The portfolio includes some unicorns. Mike Rothenberg said there are three companies in the portfolio that have surpassed the $1 billion valuation mark, but did not name them. It seems clear looking at the firm’s list of investments that one unicorn is RobinHood, the zero-commission platform for buying stocks, which raised its last round at a $1.3 billion valuation. The firm is a non-lead investor and one of at least 28 known backers.
The biggest exits and biggest flops are probably yet to come.
It’s unclear whether SpaceX counts as one of the unicorns. Rothenberg invested in a 2012 Series D, but SpaceX already had a multi-billion dollar valuation at the time, (although its value has since multiplied). We couldn’t identify an additional potential unicorn, so probably we either missed it or it’s a company whose billion-plus private valuation hasn’t been publicly disclosed.
There were also a number of companies that raised early-stage funding from Rothenberg that have secured significantly larger follow-on rounds in the past couple of years. Some of the bigger ones are Patreon, an online platform for sponsoring artists; 8i, a VR software developer; Andela, a tool for finding African tech talent; and Rinse, a garment care service.
Most seed-stage startup efforts don’t end in success, so we’d expect that any firm operating this stage for a few years would have some flops.
Rothenberg is no exception. Crunchbase turned up a few portfolio investments that raised small sums a few years ago and have since closed, like Butter, an app for making new friends; Buttercoin, a Bitcoin startup; and Bloodhound, an app for managing leads at trade shows. There are certainly more, though putting together a full list is challenging, as many startups prefer to quietly fade away rather than officially announce their closure. Also, seed investors commonly don’t disclose all their micro-investments, particularly for stealth startups.
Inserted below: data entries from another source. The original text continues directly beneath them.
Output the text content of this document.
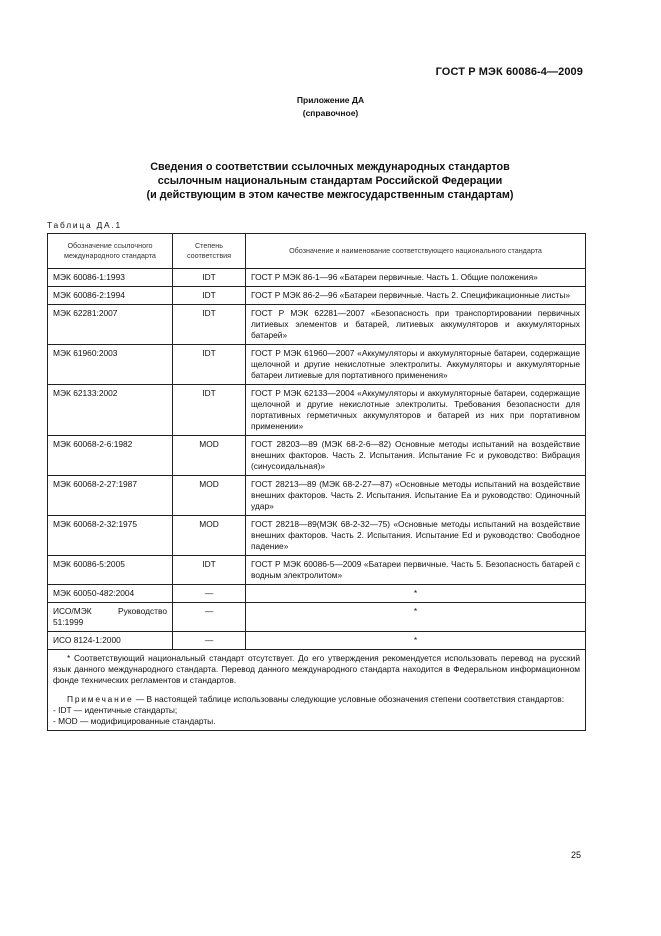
ГОСТ Р МЭК 60086-4—2009
Приложение ДА
(справочное)
Сведения о соответствии ссылочных международных стандартов
ссылочным национальным стандартам Российской Федерации
(и действующим в этом качестве межгосударственным стандартам)
Таблица ДА.1
Обозначение ссылочного международного стандарта	Степень соответствия	Обозначение и наименование соответствующего национального стандарта
МЭК 60086-1:1993	IDT	ГОСТ Р МЭК 86-1—96 «Батареи первичные. Часть 1. Общие положения»
МЭК 60086-2:1994	IDT	ГОСТ Р МЭК 86-2—96 «Батареи первичные. Часть 2. Спецификационные листы»
МЭК 62281:2007	IDT	ГОСТ Р МЭК 62281—2007 «Безопасность при транспортировании первичных литиевых элементов и батарей, литиевых аккумуляторов и аккумуляторных батарей»
МЭК 61960:2003	IDT	ГОСТ Р МЭК 61960—2007 «Аккумуляторы и аккумуляторные батареи, содержащие щелочной и другие некислотные электролиты. Аккумуляторы и аккумуляторные батареи литиевые для портативного применения»
МЭК 62133:2002	IDT	ГОСТ Р МЭК 62133—2004 «Аккумуляторы и аккумуляторные батареи, содержащие щелочной и другие некислотные электролиты. Требования безопасности для портативных герметичных аккумуляторов и батарей из них при портативном применении»
МЭК 60068-2-6:1982	MOD	ГОСТ 28203—89 (МЭК 68-2-6—82) Основные методы испытаний на воздействие внешних факторов. Часть 2. Испытания. Испытание Fc и руководство: Вибрация (синусоидальная)»
МЭК 60068-2-27:1987	MOD	ГОСТ 28213—89 (МЭК 68-2-27—87) «Основные методы испытаний на воздействие внешних факторов. Часть 2. Испытания. Испытание Ea и руководство: Одиночный удар»
МЭК 60068-2-32:1975	MOD	ГОСТ 28218—89(МЭК 68-2-32—75) «Основные методы испытаний на воздействие внешних факторов. Часть 2. Испытания. Испытание Ed и руководство: Свободное падение»
МЭК 60086-5:2005	IDT	ГОСТ Р МЭК 60086-5—2009 «Батареи первичные. Часть 5. Безопасность батарей с водным электролитом»
МЭК 60050-482:2004	—	*
ИСО/МЭК Руководство 51:1999	—	*
ИСО 8124-1:2000	—	*

* Соответствующий национальный стандарт отсутствует. До его утверждения рекомендуется использовать перевод на русский язык данного международного стандарта. Перевод данного международного стандарта находится в Федеральном информационном фонде технических регламентов и стандартов.

Примечание — В настоящей таблице использованы следующие условные обозначения степени соответствия стандартов:

- IDT — идентичные стандарты;

- MOD — модифицированные стандарты.		

25
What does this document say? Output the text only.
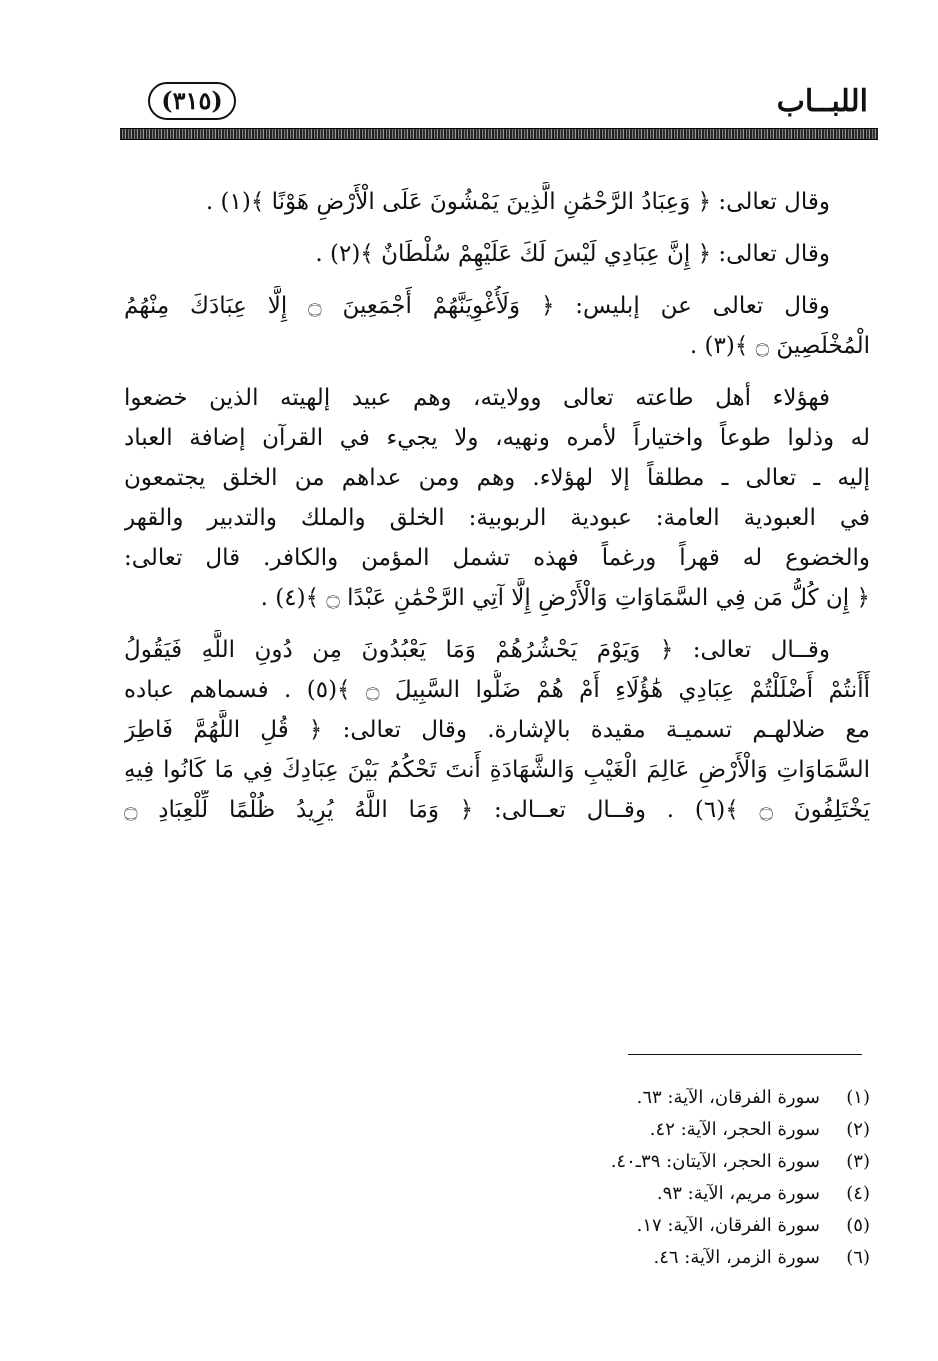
اللبــاب
(٣١٥)
وقال تعالى: ﴿ وَعِبَادُ الرَّحْمَٰنِ الَّذِينَ يَمْشُونَ عَلَى الْأَرْضِ هَوْنًا ﴾(١) .
وقال تعالى: ﴿ إِنَّ عِبَادِي لَيْسَ لَكَ عَلَيْهِمْ سُلْطَانٌ ﴾(٢) .
وقال تعالى عن إبليس: ﴿ وَلَأُغْوِيَنَّهُمْ أَجْمَعِينَ ۝ إِلَّا عِبَادَكَ مِنْهُمُ
الْمُخْلَصِينَ ۝ ﴾(٣) .
فهؤلاء أهل طاعته تعالى وولايته، وهم عبيد إلهيته الذين خضعوا
له وذلوا طوعاً واختياراً لأمره ونهيه، ولا يجيء في القرآن إضافة العباد
إليه ـ تعالى ـ مطلقاً إلا لهؤلاء. وهم ومن عداهم من الخلق يجتمعون
في العبودية العامة: عبودية الربوبية: الخلق والملك والتدبير والقهر
والخضوع له قهراً ورغماً فهذه تشمل المؤمن والكافر. قال تعالى:
﴿ إِن كُلُّ مَن فِي السَّمَاوَاتِ وَالْأَرْضِ إِلَّا آتِي الرَّحْمَٰنِ عَبْدًا ۝ ﴾(٤) .
وقــال تعالى: ﴿ وَيَوْمَ يَحْشُرُهُمْ وَمَا يَعْبُدُونَ مِن دُونِ اللَّهِ فَيَقُولُ
أَأَنتُمْ أَضْلَلْتُمْ عِبَادِي هَٰؤُلَاءِ أَمْ هُمْ ضَلُّوا السَّبِيلَ ۝ ﴾(٥) . فسماهم عباده
مع ضلالهـم تسميـة مقيدة بالإشارة. وقال تعالى: ﴿ قُلِ اللَّهُمَّ فَاطِرَ
السَّمَاوَاتِ وَالْأَرْضِ عَالِمَ الْغَيْبِ وَالشَّهَادَةِ أَنتَ تَحْكُمُ بَيْنَ عِبَادِكَ فِي مَا كَانُوا فِيهِ
يَخْتَلِفُونَ ۝ ﴾(٦) . وقــال تعــالى: ﴿ وَمَا اللَّهُ يُرِيدُ ظُلْمًا لِّلْعِبَادِ ۝
(١)سورة الفرقان، الآية: ٦٣.
(٢)سورة الحجر، الآية: ٤٢.
(٣)سورة الحجر، الآيتان: ٣٩ـ٤٠.
(٤)سورة مريم، الآية: ٩٣.
(٥)سورة الفرقان، الآية: ١٧.
(٦)سورة الزمر، الآية: ٤٦.
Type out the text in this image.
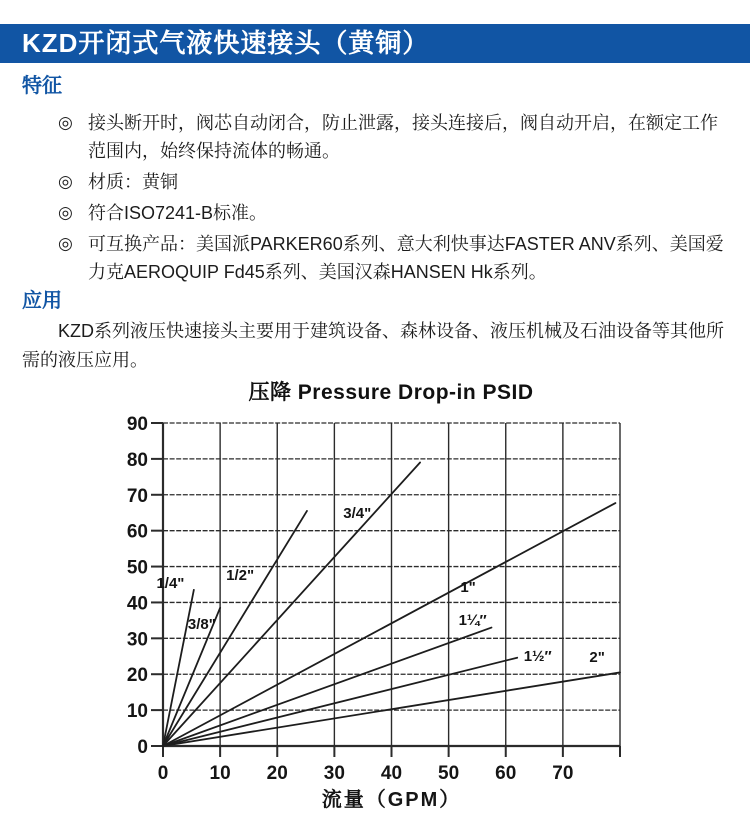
KZD开闭式气液快速接头（黄铜）
特征
◎ 接头断开时，阀芯自动闭合，防止泄露，接头连接后，阀自动开启，在额定工作范围内，始终保持流体的畅通。
◎ 材质：黄铜
◎ 符合ISO7241-B标准。
◎ 可互换产品：美国派PARKER60系列、意大利快事达FASTER ANV系列、美国爱力克AEROQUIP Fd45系列、美国汉森HANSEN Hk系列。
应用
KZD系列液压快速接头主要用于建筑设备、森林设备、液压机械及石油设备等其他所需的液压应用。
压降 Pressure Drop-in PSID
0 10 20 30 40 50 60 70
0
10
20
30
40
50
60
70
80
90
1/4"
3/8"
1/2"
3/4"
1"
1¼″
1½″	2"
流量（GPM）
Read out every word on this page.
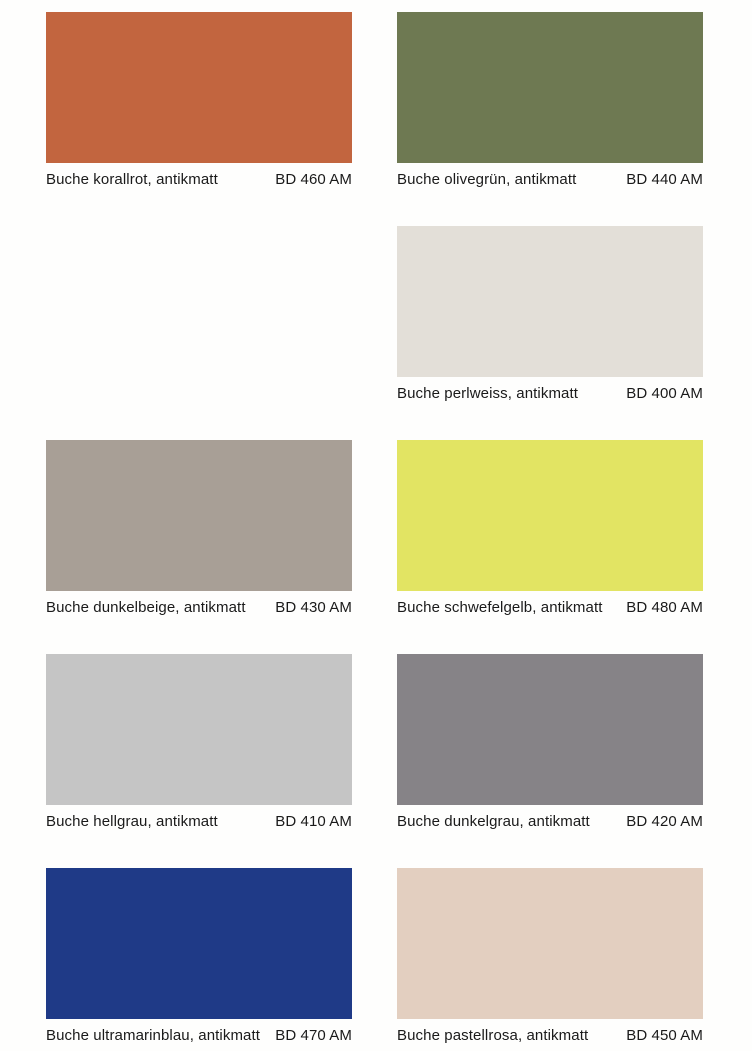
Buche korallrot, antikmatt	BD 460 AM	Buche olivegrün, antikmatt	BD 440 AM
Buche perlweiss, antikmatt	BD 400 AM
Buche dunkelbeige, antikmatt BD 430 AM	Buche schwefelgelb, antikmatt BD 480 AM
Buche hellgrau, antikmatt	BD 410 AM	Buche dunkelgrau, antikmatt BD 420 AM
Buche ultramarinblau, antikmatt BD 470 AM	Buche pastellrosa, antikmatt	BD 450 AM
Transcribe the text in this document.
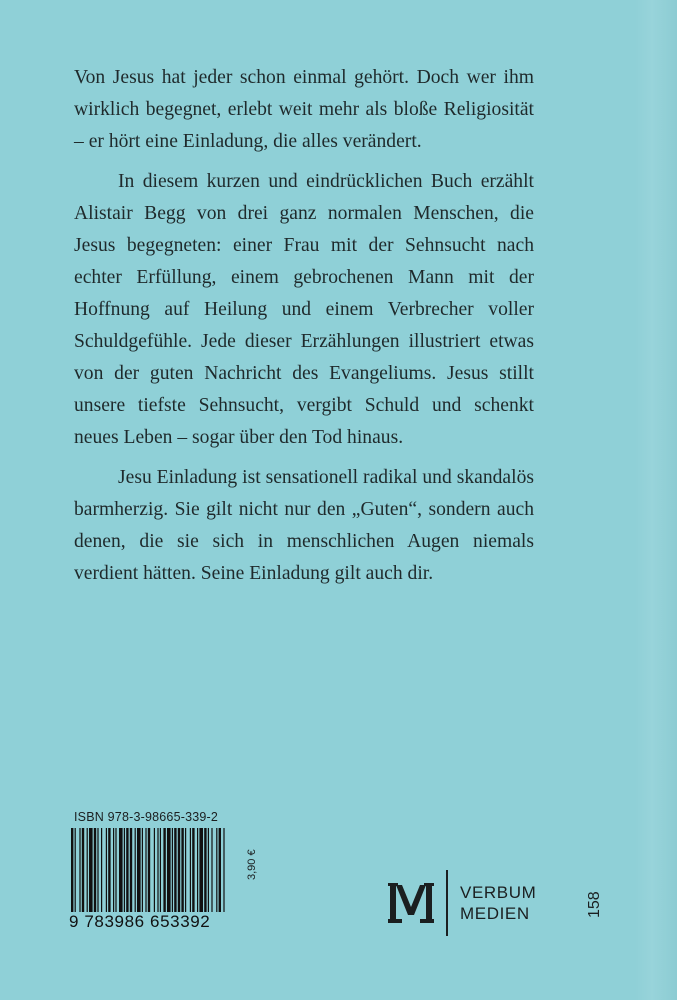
Von Jesus hat jeder schon einmal gehört. Doch wer ihm wirklich begegnet, erlebt weit mehr als bloße Religiosität – er hört eine Einladung, die alles verändert.

In diesem kurzen und eindrücklichen Buch erzählt Alistair Begg von drei ganz normalen Menschen, die Jesus begegneten: einer Frau mit der Sehnsucht nach echter Erfüllung, einem gebrochenen Mann mit der Hoffnung auf Heilung und einem Verbrecher voller Schuldgefühle. Jede dieser Erzählungen illustriert etwas von der guten Nachricht des Evangeliums. Jesus stillt unsere tiefste Sehnsucht, vergibt Schuld und schenkt neues Leben – sogar über den Tod hinaus.

Jesu Einladung ist sensationell radikal und skandalös barmherzig. Sie gilt nicht nur den „Guten“, sondern auch denen, die sie sich in menschlichen Augen niemals verdient hätten. Seine Einladung gilt auch dir.

ISBN 978-3-98665-339-2
9 783986 653392
3,90 €
VERBUM
MEDIEN	158
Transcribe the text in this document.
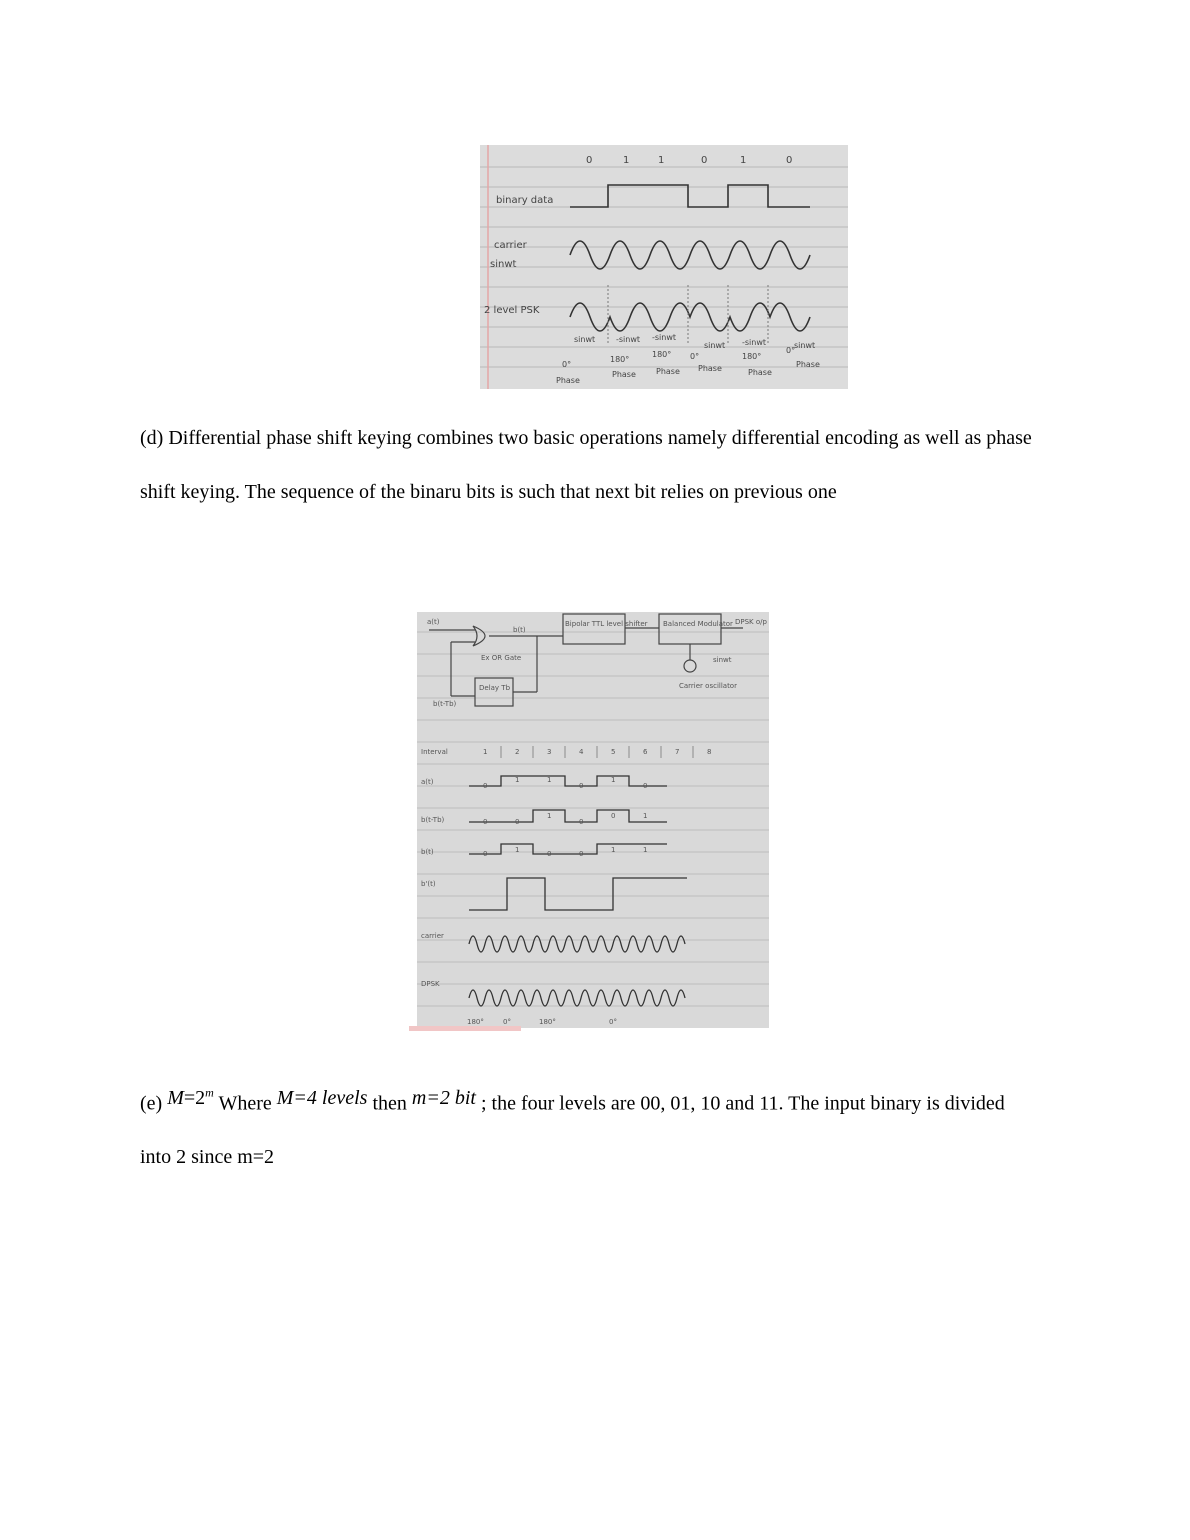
0	1	1	0	1	0
binary data
carrier
sinwt
2 level PSK
sinwt	-sinwt -sinwt
sinwt -sinwt	sinwt
0°
180°
180° 0°	180°
0°
Phase
Phase	Phase Phase	Phase
Phase

(d) Differential phase shift keying combines two basic operations namely differential encoding as well as phase shift keying. The sequence of the binaru bits is such that next bit relies on previous one

a(t)
b(t)
Ex OR Gate
Delay Tb
b(t-Tb)
Bipolar TTL level shifter Balanced Modulator DPSK o/p
sinwt
Carrier oscillator
Interval
a(t)
b(t-Tb)
b(t)
b'(t)
carrier
DPSK
1	2	3	4	5	6	7	8
0
1	1
0
1
0
0	0
1
0
0	1
0	1	0	0	1	1
180°	0°	180°	0°

(e) $M=2^m$ Where M=4 levels then m=2 bit ; the four levels are 00, 01, 10 and 11. The input binary is divided into 2 since m=2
The firm’s most high-profile potentially troubled asset is River Studios, a virtual reality production house Rothenberg launched in 2015. The investment came under fire last year, with Wired and other publications reporting that River hadn’t been properly green-lit by investors, lost money and was behind on rent.
The current status of River Studios is unclear. Its blog hasn’t been updated since mid-2016, and there are no open positions listed on its site.
Overall, the takeaway seems to be that Rothenberg Ventures’ downturn hasn’t extended to its portfolio companies in a meaningful way.
The firm’s performance seems similar to those of other funds of a similar vintage and approach. That is, it’s largely what we would expect from a well-connected Silicon Valley angel or VC participating in large investor syndicates for hot seed and early-stage startups in hot sectors. Rothenberg was somewhat of an outlier in its heavy focus on virtual reality, a sector that continues to attract reasonable funding but has yet to produce fat exits. VR hasn’t produced any big outcomes for Rothenberg, either — yet.
Given the long-time horizons that seed-stage startups require to mature, however, it’s still early innings for the bulk of the portfolio. The biggest exits and biggest flops are probably yet to come.